En momentos difíciles es importante conservar nuestros activos empresariales y una estructura estable que nos permita asegurar la viabilidad de la compañía a corto plazo. En cambio, es curioso contemplar (y me atrevería a decir “cuestionar”), como sobretodo las grandes y medianas compañías, tienden a valorar de mejor forma la novedad que lo tradicional, pese a haber sucedido siempre lo contrario. La sociedad actual ya no da valor a lo que perdura en el tiempo, y si analizamos muchas situaciones cuotidianas, lo veremos muy claro: ¿Quién no ha “sufrido” las ofertas de las compañías de telefonía móvil e internet? Ofertas que se centran más en atraer nuevos clientes con mejores condiciones y ofertas, que en mantener a los que poseen y premiar la fidelidad o permanencia…
Exactamente lo mismo ocurre con los bancos o cajas de ahorro, los recursos humanos en el mundo empresarial, los clientes de la organización o cualquier otro servicio que tengamos contratado no son una excepción. La feroz batalla que enfrentan a las compañías por la caza de nuevos clientes, viene motivada porque el modelo de bajo coste se está consolidando. Esta política de ventas se basa en ofrecer un precio muy asequible al consumidor. Esta mejoría del precio de venta final, hace unos años era conseguida con la famosa reducción de costes, de esta manera bajaban el precio de venta y se conseguía mantener el porcentaje o margen de beneficio por producto. El problema ha venido cuando ya no hay más costes que reducir, porque los que quedan son necesarios e ineludibles. Entonces las empresas se ven obligadas a reducir el margen de beneficio por producto para poder entrar en esta dinámica llamada “low cost”. Y esta reducción de margen, conlleva aumentar el número de ventas, para mantener el margen de explotación global, y de aquí viene las increíbles promociones para captar a nuevos clientes.

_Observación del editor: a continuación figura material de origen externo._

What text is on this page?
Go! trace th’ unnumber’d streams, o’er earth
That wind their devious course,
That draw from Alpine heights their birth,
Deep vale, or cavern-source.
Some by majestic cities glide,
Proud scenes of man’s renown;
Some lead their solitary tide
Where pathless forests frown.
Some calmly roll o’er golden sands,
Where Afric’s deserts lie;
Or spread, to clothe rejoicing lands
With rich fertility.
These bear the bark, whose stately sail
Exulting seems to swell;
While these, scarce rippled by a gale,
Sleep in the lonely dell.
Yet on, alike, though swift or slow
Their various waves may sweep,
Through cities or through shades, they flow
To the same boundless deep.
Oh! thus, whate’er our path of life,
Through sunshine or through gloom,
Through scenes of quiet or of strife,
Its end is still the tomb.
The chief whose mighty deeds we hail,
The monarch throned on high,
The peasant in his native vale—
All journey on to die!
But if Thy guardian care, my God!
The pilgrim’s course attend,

Por tanto, es vital para una compañía captar nuevos clientes para la evolución, pero es igual o más importante para su consolidación el mantener a una cartera de clientes con ofertas y promociones premiando la fidelidad. Si se premian las nuevas incorporaciones mejor, y hacemos caso omiso a las cuentas de clientes tradicionales, y pensamos que perdurarán en el tiempo y que la batalla por captarlo ya la ganamos en su día, se estará cometiendo un craso error. Este cliente se sentirá discriminado, poco valorado y producirá un efecto contraproducente, y seguramente buscará alguien que le preste atención y buenas condiciones, y si no se la damos nosotros, se la dará la competencia, porque buenas ofertas para cambiarse de servicio no le faltarán.
El cliente que nos lleva comparando varios años, se podría asemejar a una planta, donde nos ha costado mucho hacerla crecer, pero cuando ya está arraigada en la tierra hay que seguir regándola, porque si no se secará. Por este motivo, para conseguir la excelencia empresarial, no tenemos que buscar solo nuevos clientes, sino mantener y consolidar periódicamente los que poseemos.